Pada 2001, Mabes Polri menggunakan Surat Perintah Dimulainya Penyidikan (SPDP) yang diterbitkan untuk membuka kembali kasus dugaan korupsi praktik wesel ekspor berjangka dengan tersangka Sukanto Tanoto.
“Tak ada SPDP ulang, tidak ada double double. Karena dulu belum SP3 (Surat Perintah Penghentian Penyidikan),” kata Direktur III Tindak Pidana Korupsi Mabes Polri Brigadir Jenderal Indarto saat itu. Menurut dia, begitu SPDP terbit pasti ada yang menjadi tersangka. Berdasarkan ketentuan dulu, orang yang menjadi tersangka bisa segera dicegah ke luar negeri. "Namun dalam (aturan) penyidikan yang baru, perlu dibuktikan dulu (dugaan pidanannya),” ujar Indarto. Penyidik Polri masih membuktikan unsur tindak pidana yang mengakibatkan kerugian negara sekitar Rp 3,7 triliun ini.
Pada 2012, KPK mengaku melakukan supervisi dan pengawasan terhadap pengusutan kasus pajak Asian Agri, baik di Kejaksaan maupun proses hukum di Mahkamah Agung. Lembaga antikorupsi ini bakal ikut mengusut kasus tersebut bila penanganannya mandek.

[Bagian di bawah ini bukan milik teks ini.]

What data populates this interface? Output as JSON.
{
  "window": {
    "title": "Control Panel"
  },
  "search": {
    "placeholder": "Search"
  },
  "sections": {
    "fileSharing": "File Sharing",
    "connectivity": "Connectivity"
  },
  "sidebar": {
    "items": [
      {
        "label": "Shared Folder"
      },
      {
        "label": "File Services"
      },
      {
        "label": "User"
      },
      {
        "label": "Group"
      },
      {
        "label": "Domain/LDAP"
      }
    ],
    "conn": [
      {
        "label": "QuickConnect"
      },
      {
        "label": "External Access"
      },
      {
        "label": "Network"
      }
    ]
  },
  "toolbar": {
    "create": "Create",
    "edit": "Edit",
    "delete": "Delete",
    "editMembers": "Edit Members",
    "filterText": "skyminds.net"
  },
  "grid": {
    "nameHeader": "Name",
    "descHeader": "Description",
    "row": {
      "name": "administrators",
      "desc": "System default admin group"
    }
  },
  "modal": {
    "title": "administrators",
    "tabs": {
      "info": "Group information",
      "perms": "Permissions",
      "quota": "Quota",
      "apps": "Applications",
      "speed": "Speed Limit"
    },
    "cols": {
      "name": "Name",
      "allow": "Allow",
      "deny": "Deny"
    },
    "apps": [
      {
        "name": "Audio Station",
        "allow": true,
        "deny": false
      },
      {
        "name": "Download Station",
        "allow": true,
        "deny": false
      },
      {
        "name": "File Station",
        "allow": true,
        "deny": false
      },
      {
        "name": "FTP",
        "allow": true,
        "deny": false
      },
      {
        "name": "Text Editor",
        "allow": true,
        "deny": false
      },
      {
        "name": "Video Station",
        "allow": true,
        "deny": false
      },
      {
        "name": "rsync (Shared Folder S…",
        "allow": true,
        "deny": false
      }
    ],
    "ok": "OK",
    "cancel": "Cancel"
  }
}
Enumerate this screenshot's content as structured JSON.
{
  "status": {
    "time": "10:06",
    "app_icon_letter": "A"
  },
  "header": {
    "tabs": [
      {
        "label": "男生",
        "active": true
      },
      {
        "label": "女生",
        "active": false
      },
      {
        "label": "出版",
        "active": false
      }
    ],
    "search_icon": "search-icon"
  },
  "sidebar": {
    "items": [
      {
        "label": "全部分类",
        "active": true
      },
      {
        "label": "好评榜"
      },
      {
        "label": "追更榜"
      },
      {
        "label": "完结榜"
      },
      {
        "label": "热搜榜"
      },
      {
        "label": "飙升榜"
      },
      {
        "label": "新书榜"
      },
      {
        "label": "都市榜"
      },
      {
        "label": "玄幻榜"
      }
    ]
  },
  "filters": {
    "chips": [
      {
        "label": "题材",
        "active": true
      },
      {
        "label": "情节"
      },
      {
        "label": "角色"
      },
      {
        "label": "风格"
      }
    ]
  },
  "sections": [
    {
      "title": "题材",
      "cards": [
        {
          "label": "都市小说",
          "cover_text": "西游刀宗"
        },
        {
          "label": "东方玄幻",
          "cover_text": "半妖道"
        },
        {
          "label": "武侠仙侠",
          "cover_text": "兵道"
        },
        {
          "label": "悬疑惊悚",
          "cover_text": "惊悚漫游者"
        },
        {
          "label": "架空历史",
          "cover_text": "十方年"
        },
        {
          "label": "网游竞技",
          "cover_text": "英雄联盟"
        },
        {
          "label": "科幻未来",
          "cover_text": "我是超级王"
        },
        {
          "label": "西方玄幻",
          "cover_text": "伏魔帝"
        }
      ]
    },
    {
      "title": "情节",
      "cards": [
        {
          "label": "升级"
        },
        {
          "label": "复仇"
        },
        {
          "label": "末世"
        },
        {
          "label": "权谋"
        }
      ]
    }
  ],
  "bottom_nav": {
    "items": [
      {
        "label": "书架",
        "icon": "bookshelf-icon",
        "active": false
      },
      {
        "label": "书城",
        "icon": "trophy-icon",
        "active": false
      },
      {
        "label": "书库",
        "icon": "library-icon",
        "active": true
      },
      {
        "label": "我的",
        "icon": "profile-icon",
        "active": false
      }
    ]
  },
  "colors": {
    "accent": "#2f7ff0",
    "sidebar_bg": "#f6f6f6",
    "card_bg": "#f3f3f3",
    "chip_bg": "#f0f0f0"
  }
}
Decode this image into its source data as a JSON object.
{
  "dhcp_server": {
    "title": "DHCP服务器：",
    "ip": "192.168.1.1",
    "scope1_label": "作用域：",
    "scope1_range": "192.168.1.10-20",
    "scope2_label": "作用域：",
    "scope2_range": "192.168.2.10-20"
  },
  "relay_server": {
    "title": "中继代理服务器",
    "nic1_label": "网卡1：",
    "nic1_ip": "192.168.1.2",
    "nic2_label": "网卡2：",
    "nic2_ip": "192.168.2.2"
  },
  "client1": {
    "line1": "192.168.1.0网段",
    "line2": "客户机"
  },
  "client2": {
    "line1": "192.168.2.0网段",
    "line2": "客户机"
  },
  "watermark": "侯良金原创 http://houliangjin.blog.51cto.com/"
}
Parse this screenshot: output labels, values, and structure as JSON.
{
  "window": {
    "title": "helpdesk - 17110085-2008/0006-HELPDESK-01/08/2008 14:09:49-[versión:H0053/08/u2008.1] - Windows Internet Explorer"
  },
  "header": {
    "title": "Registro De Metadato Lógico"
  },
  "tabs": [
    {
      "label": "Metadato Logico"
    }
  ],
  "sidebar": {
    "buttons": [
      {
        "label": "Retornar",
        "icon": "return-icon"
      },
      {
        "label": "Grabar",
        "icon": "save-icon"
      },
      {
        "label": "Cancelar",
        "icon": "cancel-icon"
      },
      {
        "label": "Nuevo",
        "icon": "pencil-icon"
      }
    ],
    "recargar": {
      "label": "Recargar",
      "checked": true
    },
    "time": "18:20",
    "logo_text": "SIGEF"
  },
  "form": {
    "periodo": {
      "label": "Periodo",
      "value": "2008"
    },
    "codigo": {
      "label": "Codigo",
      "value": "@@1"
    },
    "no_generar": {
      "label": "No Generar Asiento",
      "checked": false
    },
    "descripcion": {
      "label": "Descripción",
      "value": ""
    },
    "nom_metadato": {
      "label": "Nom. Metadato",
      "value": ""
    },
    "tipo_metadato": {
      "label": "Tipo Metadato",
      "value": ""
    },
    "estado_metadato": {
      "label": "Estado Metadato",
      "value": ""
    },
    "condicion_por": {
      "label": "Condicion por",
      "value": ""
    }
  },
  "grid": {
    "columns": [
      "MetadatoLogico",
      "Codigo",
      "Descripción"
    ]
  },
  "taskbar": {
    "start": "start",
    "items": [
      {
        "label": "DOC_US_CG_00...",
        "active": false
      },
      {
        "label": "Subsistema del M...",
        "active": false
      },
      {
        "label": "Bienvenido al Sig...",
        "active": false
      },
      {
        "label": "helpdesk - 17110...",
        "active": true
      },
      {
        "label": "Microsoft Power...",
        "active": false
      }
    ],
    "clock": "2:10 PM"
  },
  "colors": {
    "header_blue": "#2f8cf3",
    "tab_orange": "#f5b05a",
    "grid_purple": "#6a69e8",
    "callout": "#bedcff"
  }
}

"Kami akan cek kemungkinan ada yang tidak ditangani. Lalu akan ditanyakan, apakah mandek atau bagaimana? Kalau mandek dan tidak bisa dikerjakan, kita akan ambil alih," kata Bambang Widjojanto, Wakil Ketua KPK, Jumat, 28 Desember 2012.
Kasus penggelapan pajak ini terbongkar berkat laporan Financial Controller Asian Agri, Vincentius Amin Sutanto. Dia sendiri dihukum 11 tahun penjara karena bersalah dalam kasus pencucian uang dan pemalsuan surat Asian Agri.
Pada edisi Majalah Tempo 6 Februari 2021 berjudul Mainan Baru Tanoto—menyoal dugaan penggunaan perusahaan cangkang yang terafilisasi dengan Royal Golden Eagle (RGE) Group oleh Sukanto Tanoto membeli gedung Ludwigstrasse 21 di Muenchen, Jerman seharga Rp 6 triliun. Pembelian pada 2019 ini tidak tercatat di Pusat Pelaporan dan Analisis Transaksi Keuangan.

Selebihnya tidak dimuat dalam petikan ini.